Em “PARA UMA CRÍTICA DA HISTORIOGRAFIA: DITADURA MILITAR, EDUCAÇÃO FÍSICA E NEGAÇÃO DA EXPERIÊNCIA DO PROFESSOR”, Marcus Aurelio Taborda de Oliveira busca reconstruir, explicar e compreender como teria se desenvolvido a história da Educação Física escolar no Brasil, ao longo da ditadura militar. Cumpre seu objetivo por meio da memória dos atores da Educação Física no quadro sociocultural da década de 1970, confrontando suas impressões orais com seus registros escritos e o ideário dominante. O professor Marcus Taborda enfrenta como poucos o debate com a produção historiográfica da Educação e da Educação Física, demonstrando o seu caráter abstrato e autoconformador do modo de se construir a história e a historiografia recente em nossa área.

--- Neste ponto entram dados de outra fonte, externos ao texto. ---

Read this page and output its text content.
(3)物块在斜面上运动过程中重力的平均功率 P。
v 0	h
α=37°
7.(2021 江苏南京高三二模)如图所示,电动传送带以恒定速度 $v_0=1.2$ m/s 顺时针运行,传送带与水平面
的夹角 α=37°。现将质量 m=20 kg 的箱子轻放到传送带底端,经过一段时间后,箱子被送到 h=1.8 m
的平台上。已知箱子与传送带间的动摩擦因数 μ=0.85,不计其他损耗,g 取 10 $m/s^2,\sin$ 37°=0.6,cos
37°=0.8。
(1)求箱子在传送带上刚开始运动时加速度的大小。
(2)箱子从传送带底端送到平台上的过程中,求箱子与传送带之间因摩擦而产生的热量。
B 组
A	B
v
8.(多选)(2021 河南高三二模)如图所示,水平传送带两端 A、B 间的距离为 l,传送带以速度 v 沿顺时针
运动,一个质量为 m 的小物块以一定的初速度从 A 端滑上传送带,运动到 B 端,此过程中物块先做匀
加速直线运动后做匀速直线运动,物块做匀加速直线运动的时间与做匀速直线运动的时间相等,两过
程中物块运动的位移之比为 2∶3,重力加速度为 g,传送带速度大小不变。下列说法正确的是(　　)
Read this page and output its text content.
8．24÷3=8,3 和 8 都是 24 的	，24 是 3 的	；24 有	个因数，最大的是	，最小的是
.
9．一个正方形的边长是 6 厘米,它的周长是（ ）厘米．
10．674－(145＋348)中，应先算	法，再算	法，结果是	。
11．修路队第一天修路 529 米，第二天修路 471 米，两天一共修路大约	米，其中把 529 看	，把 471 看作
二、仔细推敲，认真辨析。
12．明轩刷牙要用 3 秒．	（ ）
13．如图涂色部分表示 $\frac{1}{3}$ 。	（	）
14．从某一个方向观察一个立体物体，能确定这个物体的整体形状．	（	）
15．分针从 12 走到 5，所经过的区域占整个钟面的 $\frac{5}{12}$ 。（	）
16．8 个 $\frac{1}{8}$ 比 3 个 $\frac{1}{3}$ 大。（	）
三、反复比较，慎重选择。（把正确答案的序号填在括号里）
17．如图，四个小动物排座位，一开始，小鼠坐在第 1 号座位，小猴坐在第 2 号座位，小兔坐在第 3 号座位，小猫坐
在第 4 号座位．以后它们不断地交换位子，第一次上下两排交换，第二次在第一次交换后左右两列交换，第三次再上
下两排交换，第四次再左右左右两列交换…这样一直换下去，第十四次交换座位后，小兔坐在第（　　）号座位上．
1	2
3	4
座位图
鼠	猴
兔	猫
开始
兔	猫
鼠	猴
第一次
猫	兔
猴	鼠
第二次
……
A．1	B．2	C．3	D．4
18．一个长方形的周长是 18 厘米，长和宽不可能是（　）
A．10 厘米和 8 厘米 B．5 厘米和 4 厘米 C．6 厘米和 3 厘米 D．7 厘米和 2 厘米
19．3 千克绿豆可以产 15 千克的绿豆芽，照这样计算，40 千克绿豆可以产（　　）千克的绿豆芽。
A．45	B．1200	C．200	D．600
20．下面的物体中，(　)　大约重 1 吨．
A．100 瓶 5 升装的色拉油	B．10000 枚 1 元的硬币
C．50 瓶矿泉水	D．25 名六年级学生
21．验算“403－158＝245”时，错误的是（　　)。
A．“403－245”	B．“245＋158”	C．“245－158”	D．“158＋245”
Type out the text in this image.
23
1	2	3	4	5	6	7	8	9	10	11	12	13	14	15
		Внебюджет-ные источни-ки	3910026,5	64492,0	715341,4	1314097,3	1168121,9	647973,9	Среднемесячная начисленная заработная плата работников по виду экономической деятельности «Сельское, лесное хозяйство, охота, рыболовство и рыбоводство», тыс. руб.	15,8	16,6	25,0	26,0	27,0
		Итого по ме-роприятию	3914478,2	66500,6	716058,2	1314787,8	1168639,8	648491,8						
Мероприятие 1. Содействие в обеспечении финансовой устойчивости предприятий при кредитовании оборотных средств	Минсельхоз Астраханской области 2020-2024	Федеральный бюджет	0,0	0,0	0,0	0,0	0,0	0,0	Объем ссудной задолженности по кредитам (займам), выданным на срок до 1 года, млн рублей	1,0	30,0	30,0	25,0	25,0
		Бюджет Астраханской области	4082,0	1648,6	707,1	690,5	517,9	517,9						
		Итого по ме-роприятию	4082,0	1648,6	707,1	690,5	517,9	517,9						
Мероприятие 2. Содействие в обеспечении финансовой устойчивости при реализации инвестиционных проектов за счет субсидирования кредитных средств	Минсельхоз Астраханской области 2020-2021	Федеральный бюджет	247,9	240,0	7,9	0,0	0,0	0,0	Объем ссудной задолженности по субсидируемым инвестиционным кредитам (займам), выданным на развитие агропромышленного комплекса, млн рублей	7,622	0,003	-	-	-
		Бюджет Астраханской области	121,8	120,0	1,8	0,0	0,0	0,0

Embora com nuances teóricas, o texto de Francisco Eduardo Caparróz, “PERSPECTIVAS PARA COMPREENDER E TRANSFORMAR AS CONTRIBUIÇÕES DA EDUCAÇÃO FÍSICA NA CONSTITUIÇÃO DOS SABERES ESCOLARES”, parte do pressuposto de que é necessário aprofundar a percepção e a reflexão sobre o que é estar dentro da escola, pois, se não compreendermos isso, dificilmente poderemos falar de contribuições para a constituição dos saberes escolares. Nesse sentido, o autor recorre a diversos trabalhos que centram sua discussão em torno dos desafios que precisam ser enfrentados para que possamos entender melhor o que é a Educação Física como componente curricular. Valendo-se das reflexões acerca desses trabalhos, procurou discutir como a produção teórica dos anos 1980 e 1990 tratou do desenvolvimento histórico do componente curricular Educação Física. Essa análise serviu de base para situar esse componente curricular no interior da escola, apontando as dificuldades, necessidades, limites e possibilidades que o contexto e conjuntura político-econômicos e sociocultural, na atualidade, impõem à Educação Física. Discute ainda a viabilidade de aproximarmos mais nossos olhares sobre a realidade escolar para superarmos proposições que não ultrapassam os limites de uma perspectiva idealista, pois, por mais espantoso que seja para muitos professores-pesquisadores de nossa área, a Educação Física existe no interior da escola e não fica esperando pelas respostas que o mundo acadêmico tem a pretensão de dar. Conclui que esse componente curricular existe e é real, e nós necessitamos conhecê-lo, se quisermos compreender quais são (têm sido) as suas contribuições para a constituição dos saberes escolares.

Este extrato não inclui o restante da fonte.